The pain of depression stems not just from its immediate symptoms but also from the creeping sense of existential isolation and differentness, from the feeling of being somehow aberrant, of the tyranny of the shoulds whispering in that mean old little voice “You should be happy and healthy like everybody else. You’re a freak, what’s wrong with you?”

Suddenly the war in the psyche is opened up not just on the depression front but also on the isolation front. A vicious cycle ensues where each feeds the other. So normalizing depression is an important piece in overcoming it. The fact is that a huge swath of the population is depressed at any given time. In 2016 the NIMH estimated that in the U.S. 16.2 million adults, or 6.7 percent of all U.S. adults, had at least one major depressive episode during that year (source). And that’s only the numbers that are reported. Our suspicion is that the vast majority of cases aren’t reported, due to shame, denial, little or no access to care, stigma, mistrust of anything to do with the mental health field, and various other factors.

Depression Is a Normal Part of Human Life

The point is that if you’ve become depressed and you think that somehow makes you a freak of nature, somehow separates you from the ‘normal’ mass of humanity, think again. When we compound that 6.7 percent number over a lifetime it becomes clear that depression is the rule of human life, not the exception. The only question is how many times it occurs over the lifespan, how long it lasts, and most importantly how we decide to face it.

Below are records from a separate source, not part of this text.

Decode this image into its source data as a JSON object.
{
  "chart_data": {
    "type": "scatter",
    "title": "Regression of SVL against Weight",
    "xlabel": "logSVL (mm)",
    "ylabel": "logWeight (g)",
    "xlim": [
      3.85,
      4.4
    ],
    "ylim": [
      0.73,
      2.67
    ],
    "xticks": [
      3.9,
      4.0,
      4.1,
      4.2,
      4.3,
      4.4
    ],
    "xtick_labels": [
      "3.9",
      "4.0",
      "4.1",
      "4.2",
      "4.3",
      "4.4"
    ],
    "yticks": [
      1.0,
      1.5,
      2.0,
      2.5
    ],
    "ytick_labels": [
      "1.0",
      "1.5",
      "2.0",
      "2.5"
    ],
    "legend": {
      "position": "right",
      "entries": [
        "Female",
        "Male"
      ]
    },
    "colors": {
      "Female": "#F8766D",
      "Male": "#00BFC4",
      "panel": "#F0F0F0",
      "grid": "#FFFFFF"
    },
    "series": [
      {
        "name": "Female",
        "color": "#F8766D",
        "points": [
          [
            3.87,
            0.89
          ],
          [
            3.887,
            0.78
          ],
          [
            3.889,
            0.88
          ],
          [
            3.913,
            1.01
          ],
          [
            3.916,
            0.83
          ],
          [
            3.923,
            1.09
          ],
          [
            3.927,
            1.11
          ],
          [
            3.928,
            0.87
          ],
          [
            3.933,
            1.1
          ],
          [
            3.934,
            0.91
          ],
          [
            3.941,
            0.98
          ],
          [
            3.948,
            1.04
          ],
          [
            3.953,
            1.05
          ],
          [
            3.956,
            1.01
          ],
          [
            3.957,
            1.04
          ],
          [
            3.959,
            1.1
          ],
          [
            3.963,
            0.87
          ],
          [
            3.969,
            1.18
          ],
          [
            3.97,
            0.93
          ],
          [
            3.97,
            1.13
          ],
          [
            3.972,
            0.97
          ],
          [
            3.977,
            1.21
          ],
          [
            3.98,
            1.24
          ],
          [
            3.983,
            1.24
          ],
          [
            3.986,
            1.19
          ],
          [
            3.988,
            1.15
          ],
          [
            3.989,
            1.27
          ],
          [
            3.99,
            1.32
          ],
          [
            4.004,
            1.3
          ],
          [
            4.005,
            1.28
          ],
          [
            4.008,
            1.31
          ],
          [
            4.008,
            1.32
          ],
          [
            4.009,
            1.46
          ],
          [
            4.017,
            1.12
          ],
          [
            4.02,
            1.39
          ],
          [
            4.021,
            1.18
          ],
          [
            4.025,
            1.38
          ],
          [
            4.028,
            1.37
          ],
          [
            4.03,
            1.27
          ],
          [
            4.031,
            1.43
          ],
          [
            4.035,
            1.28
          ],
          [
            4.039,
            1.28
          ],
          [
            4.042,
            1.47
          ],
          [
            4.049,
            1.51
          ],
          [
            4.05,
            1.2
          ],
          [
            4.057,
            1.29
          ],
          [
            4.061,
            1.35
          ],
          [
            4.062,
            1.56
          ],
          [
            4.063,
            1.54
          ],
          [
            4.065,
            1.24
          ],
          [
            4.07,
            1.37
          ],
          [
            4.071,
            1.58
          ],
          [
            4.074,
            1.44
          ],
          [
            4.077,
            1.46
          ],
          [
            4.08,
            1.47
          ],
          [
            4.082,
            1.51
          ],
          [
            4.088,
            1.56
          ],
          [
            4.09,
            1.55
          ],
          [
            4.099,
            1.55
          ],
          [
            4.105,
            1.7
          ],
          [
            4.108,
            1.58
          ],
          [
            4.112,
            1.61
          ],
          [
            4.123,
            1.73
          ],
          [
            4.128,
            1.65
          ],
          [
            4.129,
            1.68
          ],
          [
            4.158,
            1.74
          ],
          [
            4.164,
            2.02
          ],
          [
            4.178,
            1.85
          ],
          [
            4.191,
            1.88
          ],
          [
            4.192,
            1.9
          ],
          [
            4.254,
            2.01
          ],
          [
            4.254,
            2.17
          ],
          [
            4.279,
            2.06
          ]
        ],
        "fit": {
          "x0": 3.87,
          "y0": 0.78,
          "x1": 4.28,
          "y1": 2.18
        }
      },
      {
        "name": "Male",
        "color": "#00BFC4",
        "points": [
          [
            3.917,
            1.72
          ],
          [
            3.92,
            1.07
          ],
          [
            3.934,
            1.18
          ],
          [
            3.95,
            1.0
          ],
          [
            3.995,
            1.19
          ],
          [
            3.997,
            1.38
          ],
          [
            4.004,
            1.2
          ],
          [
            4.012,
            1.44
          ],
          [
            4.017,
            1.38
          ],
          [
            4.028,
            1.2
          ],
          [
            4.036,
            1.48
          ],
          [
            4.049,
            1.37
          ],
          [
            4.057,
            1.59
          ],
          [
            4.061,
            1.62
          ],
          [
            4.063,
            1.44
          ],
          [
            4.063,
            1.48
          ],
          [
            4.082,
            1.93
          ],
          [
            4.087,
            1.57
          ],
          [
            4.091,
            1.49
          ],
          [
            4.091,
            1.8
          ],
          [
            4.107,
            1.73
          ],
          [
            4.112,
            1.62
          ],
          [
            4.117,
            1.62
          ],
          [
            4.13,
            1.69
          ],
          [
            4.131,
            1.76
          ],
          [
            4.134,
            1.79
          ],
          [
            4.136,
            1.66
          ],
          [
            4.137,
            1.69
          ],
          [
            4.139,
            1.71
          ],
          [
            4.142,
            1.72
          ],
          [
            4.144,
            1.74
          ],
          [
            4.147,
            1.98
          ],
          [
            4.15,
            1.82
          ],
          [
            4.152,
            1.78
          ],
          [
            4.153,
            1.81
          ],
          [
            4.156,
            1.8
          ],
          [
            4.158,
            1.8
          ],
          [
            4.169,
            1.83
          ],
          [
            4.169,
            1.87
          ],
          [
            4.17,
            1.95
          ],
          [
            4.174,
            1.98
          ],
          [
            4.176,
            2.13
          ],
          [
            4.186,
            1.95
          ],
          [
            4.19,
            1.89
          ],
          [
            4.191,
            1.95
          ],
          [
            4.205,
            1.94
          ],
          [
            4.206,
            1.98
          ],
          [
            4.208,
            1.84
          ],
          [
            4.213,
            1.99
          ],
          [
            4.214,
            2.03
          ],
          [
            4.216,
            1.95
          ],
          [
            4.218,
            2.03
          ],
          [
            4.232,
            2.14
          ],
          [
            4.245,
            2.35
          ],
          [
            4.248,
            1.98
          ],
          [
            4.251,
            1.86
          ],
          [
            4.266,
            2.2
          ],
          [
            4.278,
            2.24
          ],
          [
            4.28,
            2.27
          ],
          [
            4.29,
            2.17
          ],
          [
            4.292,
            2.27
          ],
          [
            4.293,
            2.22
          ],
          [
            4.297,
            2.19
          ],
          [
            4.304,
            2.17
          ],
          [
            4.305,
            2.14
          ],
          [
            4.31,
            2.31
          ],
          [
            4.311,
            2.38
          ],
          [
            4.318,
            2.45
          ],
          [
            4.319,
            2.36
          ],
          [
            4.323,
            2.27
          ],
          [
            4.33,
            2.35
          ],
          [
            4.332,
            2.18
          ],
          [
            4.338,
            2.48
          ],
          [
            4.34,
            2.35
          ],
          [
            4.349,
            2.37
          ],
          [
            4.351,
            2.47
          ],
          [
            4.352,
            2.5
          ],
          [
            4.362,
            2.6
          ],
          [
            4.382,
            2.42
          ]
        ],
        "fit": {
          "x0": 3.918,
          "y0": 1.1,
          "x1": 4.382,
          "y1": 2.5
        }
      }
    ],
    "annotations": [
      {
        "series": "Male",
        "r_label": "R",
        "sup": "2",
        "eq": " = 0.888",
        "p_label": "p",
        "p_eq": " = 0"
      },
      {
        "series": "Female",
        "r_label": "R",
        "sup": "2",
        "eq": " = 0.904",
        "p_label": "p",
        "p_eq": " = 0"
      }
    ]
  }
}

In the existential sense depression is an alarm bell signaling that something about the current practice of life is no longer working and needs to change. It doesn’t just spring up out of nowhere for no reason but is the unconscious response to a way of being and relating to people and the world that has gone far afield from what Self needs to grow and self-actualize. It’s almost like the unconscious throws up its hands in the face of a conscious mind constantly going against true and authentic life needs by saying, “Fine, if you refuse to change your ways then we’re shutting this whole thing down for awhile.”

Choosing Our Response to Depression

We can treat depression not as an enemy invader but as an important guide post saying “You’re going the wrong way! Danger ahead! Choose a different route!” Since humans are in the unique position of having to choose our own life paths, having to try to make the external environment align with our unique, individual inner needs, it shouldn’t be at all surprising that depression would be widespread, ubiquitous actually, in the population.

Depression itself does not make you aberrant it makes you human. But choosing to ignore that sounding alarm bell, choosing to plaster a smile on, to pretend that everything’s okay, to keep charging blindly forward with the same goals and aspirations, the same patterns of relating, that choice is what will leave you isolated and miserable long-term. In a nutshell what we’re saying is that it’s normal to have depression arise at some point, maybe many points, over the lifespan. What’s abnormal is to obstinately and willfully try to keep going on in the same life direction without changing anything, without addressing the root problem that caused depression to arise in the first place.